In Civilization: Revolution, you’re out to become Ruler of the World by selecting a nation, as headed by one of its great mythical figures. For instance, when playing as America, you’re led by Abraham Lincoln. India is headed by no less than the Mahatma Gandhi himself, France is helmed by Napoleon Bonaparte, and so on. From there, you’ll take your country of choice through the stone age all the way up to space exploration while trying to control the world through force of arms, through the sheer glory of your culture, through the glories of science by being the first civilization to develop space travel and reach Alpha Centauri, our nearest neighboring star system, or even through sheer force of economic might. Along the way, you’ll make alliances, make trade deals, fend off belligerent neighbors, and develop your own technological prowess to make yourself the super power you secretly long to be.
There’s definitely a lot to love about this game. Beginners will get plenty of instructional help in the form of cartoonish advisors who show up on a regular basis and chip in their two cents about how your nation should be run. You’ll have science advisors and economic advisors, cultural and military advisors. You will not long for advice to help you through in the earliest stages of the game.
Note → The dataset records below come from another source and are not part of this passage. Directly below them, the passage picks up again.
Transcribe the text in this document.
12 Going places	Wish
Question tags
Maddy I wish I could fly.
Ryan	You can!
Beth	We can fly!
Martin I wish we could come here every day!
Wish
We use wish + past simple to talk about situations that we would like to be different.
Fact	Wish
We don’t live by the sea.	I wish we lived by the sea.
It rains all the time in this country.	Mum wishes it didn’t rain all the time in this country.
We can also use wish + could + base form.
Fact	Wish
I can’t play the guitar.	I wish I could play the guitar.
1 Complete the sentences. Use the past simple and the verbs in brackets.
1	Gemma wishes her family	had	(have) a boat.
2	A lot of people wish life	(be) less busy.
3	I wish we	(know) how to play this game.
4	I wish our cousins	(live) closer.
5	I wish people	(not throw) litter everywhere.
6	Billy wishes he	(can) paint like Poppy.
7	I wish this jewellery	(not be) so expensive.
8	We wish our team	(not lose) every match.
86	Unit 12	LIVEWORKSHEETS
You’ll also have a panoply of game modes and options, including pre-built civilizations with specific growth targets in mind. The graphics are fun and entertaining, and the gameplay is smooth and easy to work with. It’s never an easy task to translate a PC title to console, so the sheer fact that there’s no reason to complain puts this ahead of a LOT of other titles. It’s very nicely done. There’s even a really great part of the game that kept my attention for hours—searching the planet. Once you get to the point where you can make seagoing vessels, you can literally search the planet for ancient civilizations and long-lost technologies and all sorts of nifty stuff like that. You’ll even get to find great places to settle satellite colonies, places near needed natural resources. I remember the joy I had managing to find a cannon battery when the whole world was still trying to figure out gunpowder. That cannon battery gave me a HUGE advantage, for a while.